Wamensos: Sekolah Rakyat Jadi Jalan Memutus Kemiskinan Turunan

JurnalPatroliNews – Jakarta – Kementerian Sosial meluncurkan program Sekolah Rakyat sebagai strategi memutus kemiskinan antargenerasi. Melalui sekolah berasrama gratis, anak-anak dari keluarga pra-sejahtera memperoleh akses pendidikan bermutu, pembinaan karakter, serta keterampilan hidup untuk menopang masa depan yang mandiri.

“Sekolah Rakyat merupakan prioritas nasional yang dirancang untuk menghentikan lingkar kemiskinan lewat jalur pendidikan. Intinya sederhana: setiap anak Indonesia, tanpa memandang kondisi ekonomi, wajib mendapat kesempatan belajar. Inilah bentuk kehadiran negara bagi mereka yang kurang mampu,” ungkap Wakil Menteri Sosial, Agus Jabo, saat ditemui di Kantor Kemensos, Jumat, 31 Oktober 2025.

Program ini mengadopsi sistem sekolah berasrama dengan sarana lengkap seperti ruang kelas, asrama, dapur, ruang makan, laboratorium, perpustakaan, hingga pelatihan kejuruan. Para siswa didampingi guru, wali asrama, wali asuh, dan tenaga pendidikan penuh waktu. Kurikulumnya mencakup kemampuan akademik, pembentukan karakter, serta pelatihan keterampilan untuk kehidupan sehari-hari.

“Presiden ingin anak-anak dari keluarga kurang mampu tetap tumbuh cerdas, memiliki karakter kuat—baik kebangsaan, religius, maupun sosial—serta memiliki keahlian. Jadi, ketika mereka tidak melanjutkan kuliah setelah SMA, mereka tetap siap bekerja dan membantu keluarga,” jelasnya.
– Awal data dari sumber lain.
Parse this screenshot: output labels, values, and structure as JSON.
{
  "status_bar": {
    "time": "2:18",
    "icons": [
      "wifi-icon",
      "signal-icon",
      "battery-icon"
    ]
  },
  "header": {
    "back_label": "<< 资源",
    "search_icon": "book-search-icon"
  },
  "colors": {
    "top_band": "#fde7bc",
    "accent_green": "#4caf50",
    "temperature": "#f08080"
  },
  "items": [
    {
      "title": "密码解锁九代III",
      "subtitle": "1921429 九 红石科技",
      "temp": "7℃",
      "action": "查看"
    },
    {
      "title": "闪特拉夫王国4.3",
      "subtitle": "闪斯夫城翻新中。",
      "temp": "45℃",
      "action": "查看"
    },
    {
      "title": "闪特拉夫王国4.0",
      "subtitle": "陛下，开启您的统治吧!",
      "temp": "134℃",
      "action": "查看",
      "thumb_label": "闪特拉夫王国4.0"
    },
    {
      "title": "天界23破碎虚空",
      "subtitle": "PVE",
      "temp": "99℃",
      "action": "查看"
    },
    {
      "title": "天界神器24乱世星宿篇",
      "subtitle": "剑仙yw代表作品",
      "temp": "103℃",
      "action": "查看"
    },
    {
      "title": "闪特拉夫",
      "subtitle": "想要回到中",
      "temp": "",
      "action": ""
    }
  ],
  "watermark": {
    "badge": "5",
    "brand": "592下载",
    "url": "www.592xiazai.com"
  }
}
Agus Jabo menekankan pentingnya peran guru dan wali asrama dalam membimbing anak-anak. Mereka tidak hanya menjadi tenaga pengajar, tetapi juga figur pengganti orang tua selama siswa tinggal di sekolah. Ia berpesan agar para pendidik memberikan pengajaran dengan sentuhan kasih sayang.

Ia kemudian mengisahkan pengalaman menyentuh hati seorang ibu dari Temanggung, Jawa Tengah. Berpenghasilan sekitar Rp900 ribu per bulan, sang ibu sempat tidak mampu menyekolahkan anaknya selepas SMP. Namun, hadirnya Sekolah Rakyat mengubah keadaan. Harapan kembali muncul, bahkan ibu tersebut menangis dan bersujud di hadapan Menteri Sosial Saifullah Yusuf sebagai bentuk terima kasih karena anaknya dapat kembali bersekolah.
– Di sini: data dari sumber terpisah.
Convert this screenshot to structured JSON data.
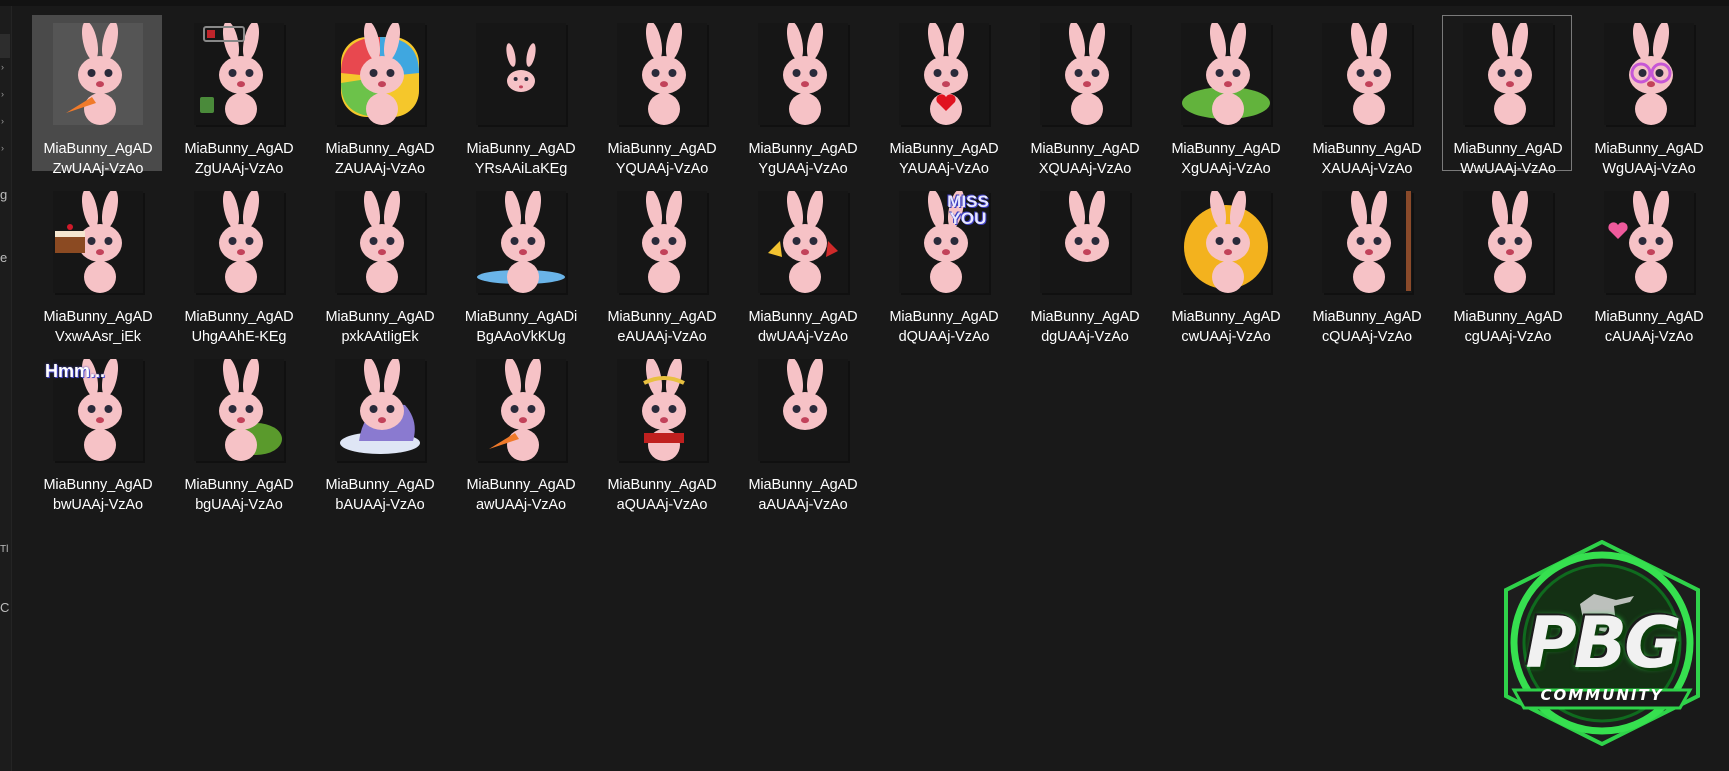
{
  "nav": {
    "fragments": [
      "g",
      "e",
      "Tl",
      "C"
    ]
  },
  "files": [
    {
      "label": "MiaBunny_AgAD\nZwUAAj-VzAo",
      "selected": true,
      "hover": false,
      "accent": "#f07a2a",
      "variant": "carrot"
    },
    {
      "label": "MiaBunny_AgAD\nZgUAAj-VzAo",
      "selected": false,
      "hover": false,
      "accent": "#c0252b",
      "variant": "battery"
    },
    {
      "label": "MiaBunny_AgAD\nZAUAAj-VzAo",
      "selected": false,
      "hover": false,
      "accent": "#f5c72b",
      "variant": "rainbow"
    },
    {
      "label": "MiaBunny_AgAD\nYRsAAiLaKEg",
      "selected": false,
      "hover": false,
      "accent": "#f2b6bd",
      "variant": "small"
    },
    {
      "label": "MiaBunny_AgAD\nYQUAAj-VzAo",
      "selected": false,
      "hover": false,
      "accent": "#f2b6bd",
      "variant": "sitting"
    },
    {
      "label": "MiaBunny_AgAD\nYgUAAj-VzAo",
      "selected": false,
      "hover": false,
      "accent": "#6cc8e8",
      "variant": "sad"
    },
    {
      "label": "MiaBunny_AgAD\nYAUAAj-VzAo",
      "selected": false,
      "hover": false,
      "accent": "#e0121f",
      "variant": "heart"
    },
    {
      "label": "MiaBunny_AgAD\nXQUAAj-VzAo",
      "selected": false,
      "hover": false,
      "accent": "#f2b6bd",
      "variant": "grumpy"
    },
    {
      "label": "MiaBunny_AgAD\nXgUAAj-VzAo",
      "selected": false,
      "hover": false,
      "accent": "#62b33c",
      "variant": "grass"
    },
    {
      "label": "MiaBunny_AgAD\nXAUAAj-VzAo",
      "selected": false,
      "hover": false,
      "accent": "#f2b6bd",
      "variant": "laugh"
    },
    {
      "label": "MiaBunny_AgAD\nWwUAAj-VzAo",
      "selected": false,
      "hover": true,
      "accent": "#2a2ab8",
      "variant": "shout"
    },
    {
      "label": "MiaBunny_AgAD\nWgUAAj-VzAo",
      "selected": false,
      "hover": false,
      "accent": "#c657d6",
      "variant": "glasses"
    },
    {
      "label": "MiaBunny_AgAD\nVxwAAsr_iEk",
      "selected": false,
      "hover": false,
      "accent": "#8b4a22",
      "variant": "cake"
    },
    {
      "label": "MiaBunny_AgAD\nUhgAAhE-KEg",
      "selected": false,
      "hover": false,
      "accent": "#f2b6bd",
      "variant": "point"
    },
    {
      "label": "MiaBunny_AgAD\npxkAAtIigEk",
      "selected": false,
      "hover": false,
      "accent": "#f2b6bd",
      "variant": "arms"
    },
    {
      "label": "MiaBunny_AgADi\nBgAAoVkKUg",
      "selected": false,
      "hover": false,
      "accent": "#6ab4e8",
      "variant": "puddle"
    },
    {
      "label": "MiaBunny_AgAD\neAUAAj-VzAo",
      "selected": false,
      "hover": false,
      "accent": "#f2b6bd",
      "variant": "yawn"
    },
    {
      "label": "MiaBunny_AgAD\ndwUAAj-VzAo",
      "selected": false,
      "hover": false,
      "accent": "#f2c230",
      "variant": "party"
    },
    {
      "label": "MiaBunny_AgAD\ndQUAAj-VzAo",
      "selected": false,
      "hover": false,
      "accent": "#4b4bcc",
      "variant": "miss",
      "caption": "MISS YOU"
    },
    {
      "label": "MiaBunny_AgAD\ndgUAAj-VzAo",
      "selected": false,
      "hover": false,
      "accent": "#f2b6bd",
      "variant": "lying"
    },
    {
      "label": "MiaBunny_AgAD\ncwUAAj-VzAo",
      "selected": false,
      "hover": false,
      "accent": "#f3b21e",
      "variant": "sun"
    },
    {
      "label": "MiaBunny_AgAD\ncQUAAj-VzAo",
      "selected": false,
      "hover": false,
      "accent": "#8a4a2a",
      "variant": "door"
    },
    {
      "label": "MiaBunny_AgAD\ncgUAAj-VzAo",
      "selected": false,
      "hover": false,
      "accent": "#f2b6bd",
      "variant": "cheek"
    },
    {
      "label": "MiaBunny_AgAD\ncAUAAj-VzAo",
      "selected": false,
      "hover": false,
      "accent": "#ef5a9c",
      "variant": "love"
    },
    {
      "label": "MiaBunny_AgAD\nbwUAAj-VzAo",
      "selected": false,
      "hover": false,
      "accent": "#4b4bcc",
      "variant": "hmm",
      "caption": "Hmm..."
    },
    {
      "label": "MiaBunny_AgAD\nbgUAAj-VzAo",
      "selected": false,
      "hover": false,
      "accent": "#5a9a2c",
      "variant": "bush"
    },
    {
      "label": "MiaBunny_AgAD\nbAUAAj-VzAo",
      "selected": false,
      "hover": false,
      "accent": "#8a7ad0",
      "variant": "sleep"
    },
    {
      "label": "MiaBunny_AgAD\nawUAAj-VzAo",
      "selected": false,
      "hover": false,
      "accent": "#f07a2a",
      "variant": "stand"
    },
    {
      "label": "MiaBunny_AgAD\naQUAAj-VzAo",
      "selected": false,
      "hover": false,
      "accent": "#c0201f",
      "variant": "toga"
    },
    {
      "label": "MiaBunny_AgAD\naAUAAj-VzAo",
      "selected": false,
      "hover": false,
      "accent": "#6cc8e8",
      "variant": "tired"
    }
  ],
  "watermark": {
    "main_text": "PBG",
    "sub_text": "COMMUNITY",
    "colors": {
      "ring": "#2fd24a",
      "dark": "#1d1d1d",
      "light": "#f1f1f1"
    }
  },
  "colors": {
    "background": "#191919",
    "selection": "#4a4a4a",
    "bunny_pink": "#f6c2c6",
    "text": "#ffffff"
  }
}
Bagi banyak keluarga, menurut Agus Jabo, Sekolah Rakyat adalah harapan baru untuk menggapai cita-cita. Ia mengingatkan para siswa agar memanfaatkan kesempatan ini sebaik mungkin, terus berani bermimpi, dan tidak menyerah.

Meski fasilitas dan tenaga pendidikan telah disiapkan secara maksimal, tantangan tetap ada—terutama dalam membentuk karakter anak-anak yang sebelumnya hidup di lingkungan rentan. Namun, perubahan positif mulai terlihat setelah beberapa bulan berjalan.

“Mereka yang awalnya pemalu kini berani tampil. Anak-anak yang dulu tampak kurang sehat sekarang jauh lebih bugar. Semua ini berkat kerja keras guru, wali asrama, dan seluruh pihak terkait,” ucapnya.

Pelaksanaan Sekolah Rakyat melibatkan banyak unsur, mulai dari kementerian dan lembaga, pemerintah daerah, hingga TNI dan sektor swasta.

“Ini merupakan gerakan bersama. Kementerian Sosial, kementerian lain, sampai TNI terlibat. Namun, TNI bertugas mendukung penyelenggaraan dan keamanan asrama, bukan mengajar atau menjadi bagian dari kurikulum,” tegasnya.

Agus Jabo menambahkan bahwa program ini merupakan bagian dari visi besar Presiden Prabowo Subianto untuk membangun kemandirian bangsa di berbagai bidang. Presiden berupaya agar Indonesia tumbuh menjadi negara kuat, sejahtera, dan mandiri. Namun, menurutnya, cita-cita tersebut hanya bisa dicapai jika seluruh unsur bangsa berjalan selaras.

“Sebagai Wakil Menteri, saya mengajak semua pejabat pusat dan daerah memahami arah kebijakan Presiden Prabowo. Kita harus bekerja seirama agar manfaatnya cepat dirasakan masyarakat,” tutupnya.